The core of the lecture is an attack on Indian corporate taxation, where basic rates run between 45% and 65% (exclusive of surtax). Ramamani rebuts the claim — drawn from a sample of twenty public limited companies — that the effective rate is only around 40%, calling the figure fallacious: the divergence comes from straight-line versus written-down-value depreciation methods, initial depreciation, investment allowance, Section 80J relief and scientific-research write-offs, all of which favour large and expanding firms while leaving the average industrialist exposed. Many concessions in the statute book, he says, are illusory because Chapter VIA reliefs require a profit that new units rarely earn, and the tax treatment of convertible debentures effectively double-taxes equity capital.

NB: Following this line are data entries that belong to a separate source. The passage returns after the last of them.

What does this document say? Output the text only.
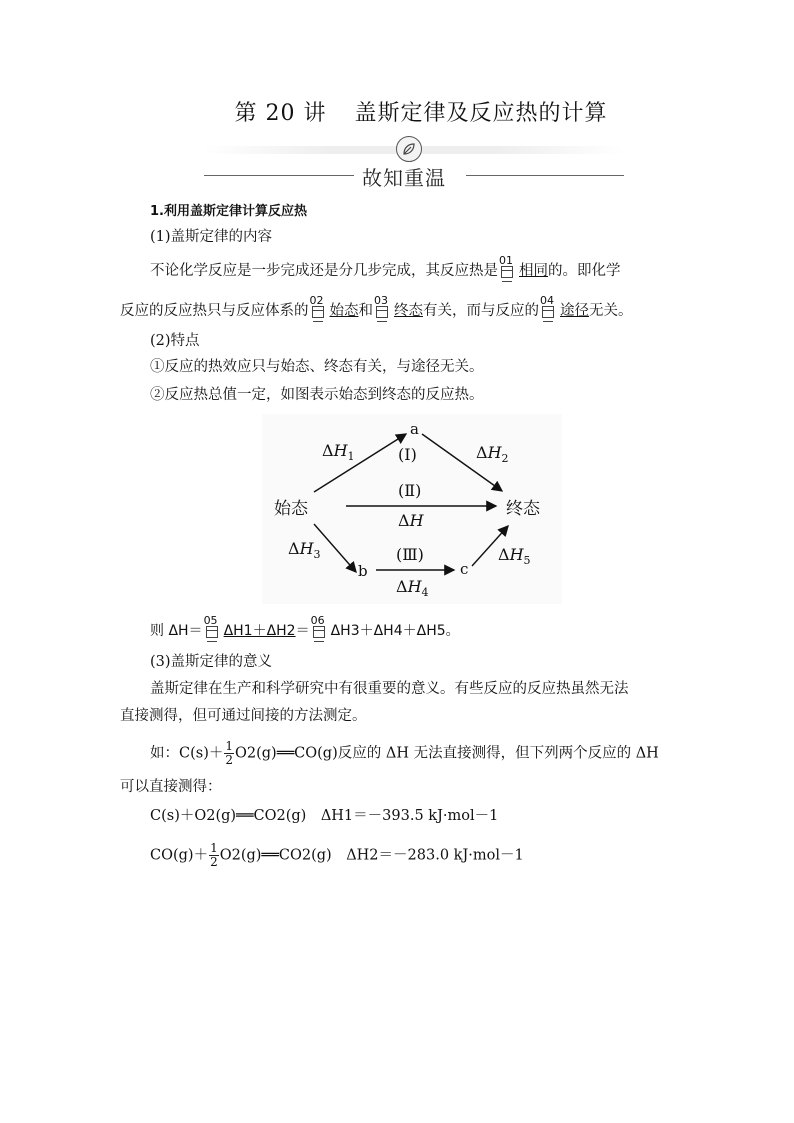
第 20 讲 盖斯定律及反应热的计算
故知重温
1.利用盖斯定律计算反应热
(1)盖斯定律的内容
不论化学反应是一步完成还是分几步完成，其反应热是
01
相同的。即化学
反应的反应热只与反应体系的
02
始态和
03
终态有关，而与反应的
04
途径无关。
(2)特点
①反应的热效应只与始态、终态有关，与途径无关。
②反应热总值一定，如图表示始态到终态的反应热。
a
始态	终态
b	c
(Ⅰ)
(Ⅱ)
(Ⅲ)
$\Delta H_1$	$\Delta H_2$
ΔH
$\Delta H_3$
$\Delta H_4$
$\Delta H_5$
则 ΔH＝
05
ΔH1＋ΔH2＝
06
ΔH3＋ΔH4＋ΔH5。
(3)盖斯定律的意义
盖斯定律在生产和科学研究中有很重要的意义。有些反应的反应热虽然无法
直接测得，但可通过间接的方法测定。
如：$C(s)+ \frac{1}{2}$ O2(g)══CO(g)反应的 ΔH 无法直接测得，但下列两个反应的 ΔH
可以直接测得：
C(s)＋O2(g)══CO2(g)　ΔH1＝－393.5 kJ·mol－1
$CO(g)+ \frac{1}{2}$ O2(g)══CO2(g)　ΔH2＝－283.0 kJ·mol－1
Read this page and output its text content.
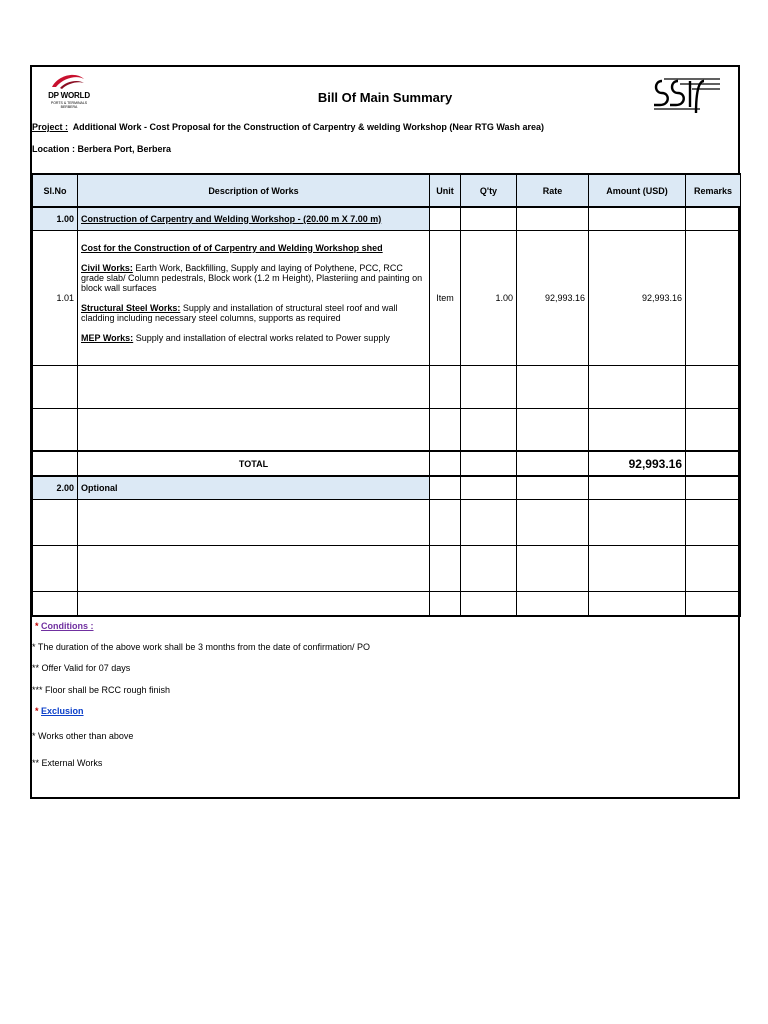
DP WORLD
PORTS & TERMINALS
BERBERA
Bill Of Main Summary
Project : Additional Work - Cost Proposal for the Construction of Carpentry & welding Workshop (Near RTG Wash area)
Location : Berbera Port, Berbera
Sl.No	Description of Works	Unit	Q'ty	Rate	Amount (USD)	Remarks
1.00	Construction of Carpentry and Welding Workshop - (20.00 m X 7.00 m)					
1.01	Cost for the Construction of of Carpentry and Welding Workshop shed

Civil Works: Earth Work, Backfilling, Supply and laying of Polythene, PCC, RCC grade slab/ Column pedestrals, Block work (1.2 m Height), Plasteriing and painting on block wall surfaces

Structural Steel Works: Supply and installation of structural steel roof and wall cladding including necessary steel columns, supports as required

MEP Works: Supply and installation of electral works related to Power supply	Item	1.00	92,993.16	92,993.16	

	TOTAL				92,993.16	
2.00	Optional					

* Conditions :
* The duration of the above work shall be 3 months from the date of confirmation/ PO
** Offer Valid for 07 days
*** Floor shall be RCC rough finish
* Exclusion
* Works other than above
** External Works
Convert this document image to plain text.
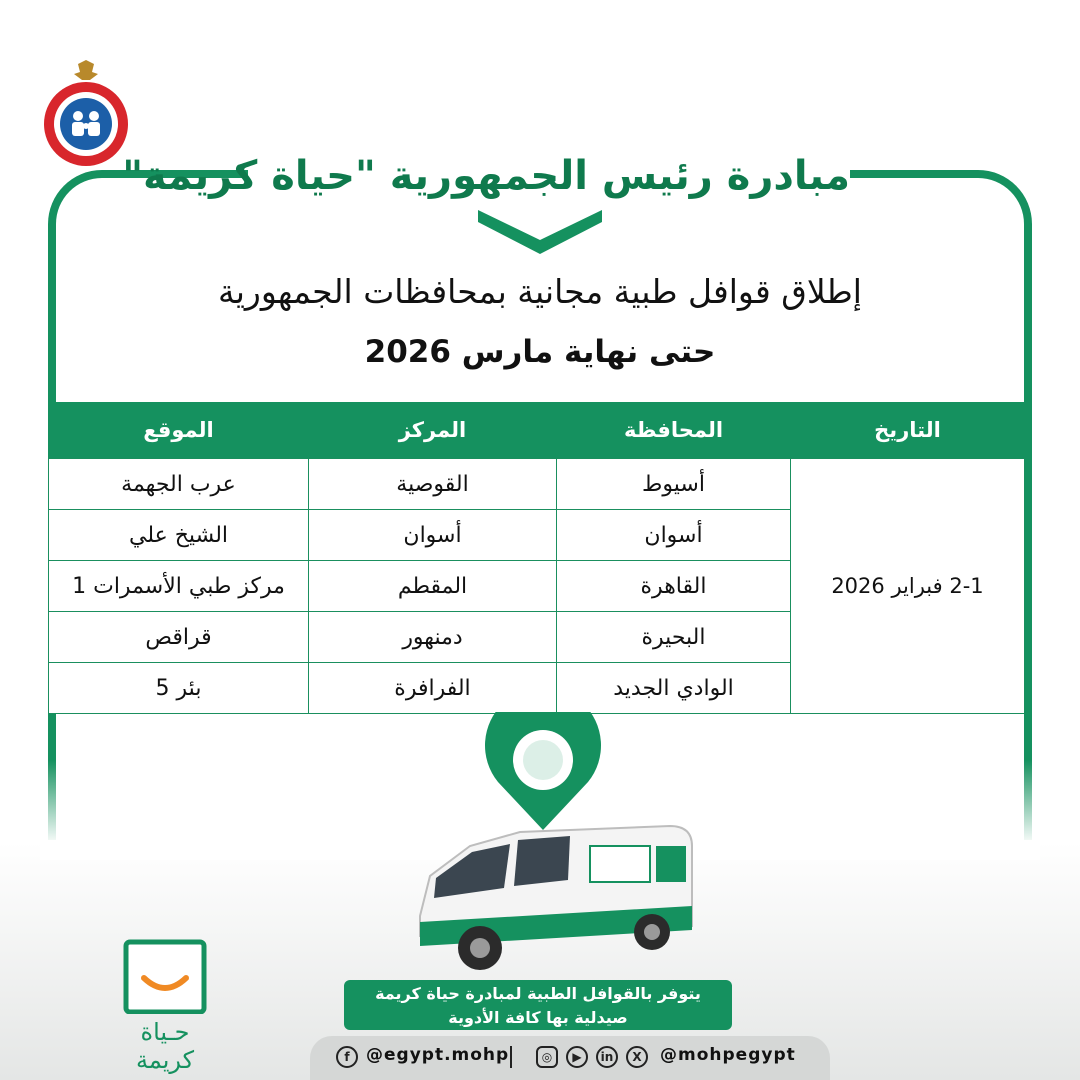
مبادرة رئيس الجمهورية "حياة كريمة"
إطلاق قوافل طبية مجانية بمحافظات الجمهورية
حتى نهاية مارس 2026
التاريخ	المحافظة	المركز	الموقع
2-1 فبراير 2026	أسيوط	القوصية	عرب الجهمة
	أسوان	أسوان	الشيخ علي
	القاهرة	المقطم	مركز طبي الأسمرات 1
	البحيرة	دمنهور	قراقص
	الوادي الجديد	الفرافرة	بئر 5
يتوفر بالقوافل الطبية لمبادرة حياة كريمة
صيدلية بها كافة الأدوية
حـياة
كريمة	f @egypt.mohp	◎	▶	in	X	@mohpegypt
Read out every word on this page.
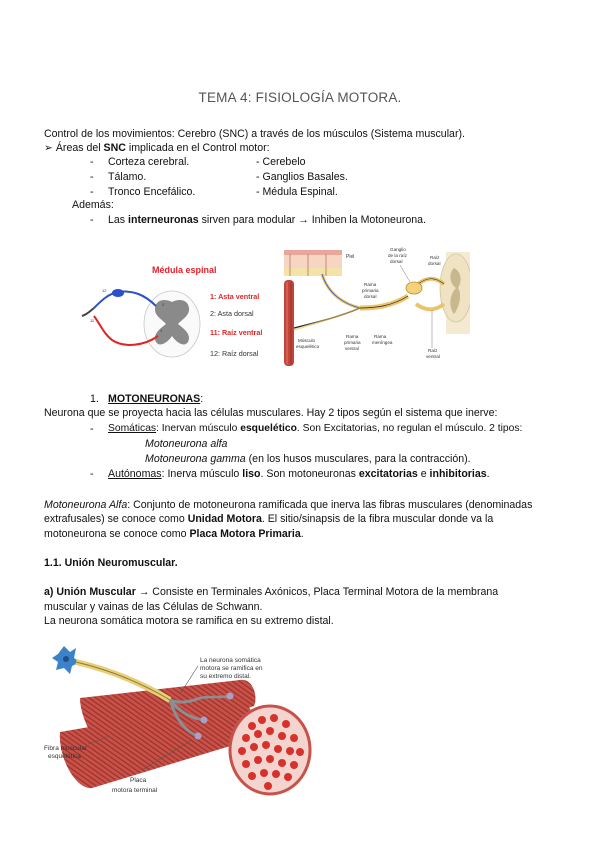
TEMA 4: FISIOLOGÍA MOTORA.
Control de los movimientos: Cerebro (SNC) a través de los músculos (Sistema muscular).
➢ Áreas del SNC implicada en el Control motor:
- Corteza cerebral.	- Cerebelo
- Tálamo.	- Ganglios Basales.
- Tronco Encefálico.	- Médula Espinal.
Además:
- Las interneuronas sirven para modular → Inhiben la Motoneurona.
Médula espinal
11
1
2
12
1: Asta ventral
2: Asta dorsal
11: Raíz ventral
12: Raíz dorsal
Piel
Ganglio
de la raíz
dorsal
Raíz
dorsal
Rama
primaria
dorsal
Rama
primaria
ventral
Rama
meníngea
Músculo
esquelético
Raíz
ventral
1. MOTONEURONAS:
Neurona que se proyecta hacia las células musculares. Hay 2 tipos según el sistema que inerve:
- Somáticas: Inervan músculo esquelético. Son Excitatorias, no regulan el músculo. 2 tipos:
Motoneurona alfa
Motoneurona gamma (en los husos musculares, para la contracción).
- Autónomas: Inerva músculo liso. Son motoneuronas excitatorias e inhibitorias.
Motoneurona Alfa: Conjunto de motoneurona ramificada que inerva las fibras musculares (denominadas
extrafusales) se conoce como Unidad Motora. El sitio/sinapsis de la fibra muscular donde va la
motoneurona se conoce como Placa Motora Primaria.
1.1. Unión Neuromuscular.
a) Unión Muscular → Consiste en Terminales Axónicos, Placa Terminal Motora de la membrana
muscular y vainas de las Células de Schwann.
La neurona somática motora se ramifica en su extremo distal.
La neurona somática
motora se ramifica en
su extremo distal.
Fibra muscular
esquelética
Placa
motora terminal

Ramamani widens the lens by citing a 1976 UN Inter-Regional Seminar on Development Planning in Amsterdam, which warned that heavy taxation of productive sectors blunts incentive and breeds evasion, and that lower corporate taxation is consistently associated with faster growth. He calls for tax provisions that encourage the splitting up of unwieldy companies (mirroring the existing relief for amalgamation), rate reductions for smaller companies, removal of disallowances on managerial remuneration and the Compulsory Deposit Scheme, and additional relief on capital gains for plant and machinery. Pointing to South Korea and Taiwan, he closes with a paraphrase of Francis Bacon: a people overlaid with tax will never be prosperous or honest.

Key points

  • Frames Indian direct taxation as a moral and economic burden, inverting Justice Holmes’s defence of taxes as the price of civilisation.

  • Anchors the argument in Mill’s definition of a direct tax — a levy on the very person intended to pay — and stresses that the system depends wholly on voluntary honest reporting.

  • Disputes the claim that the effective corporate tax rate is around 40%, calling it fallacious and demonstrating how depreciation method, investment allowance and Section 80J relief skew the headline.

  • Argues that many statutory reliefs (notably Chapter VIA deductions) are illusory because they require profits that new industrial undertakings cannot generate in early years.

  • Identifies double taxation of equity capital via the treatment of interest on convertible debentures and dividend distribution as a structural disincentive to raising equity.

  • Cites a 1976 UN Inter-Regional Seminar at Amsterdam to argue that heavy taxes on productive sectors depress output, incentive and honesty, while lower corporate taxation correlates with faster growth.

  • Proposes seven reforms: relief for splitting large companies, rate cuts for smaller firms, restructuring to encourage equity investment, removal of disallowances on managerial and hospitality expenses, removal of the Chapter VIA profit pre-condition, capital-gains relief on selected plant and machinery, and abolition of the Compulsory Deposit Scheme.

  • Invokes South Korea and Taiwan as evidence that pragmatic taxation policy and rapid industrial growth are inversely correlated, closing with a paraphrase of Francis Bacon.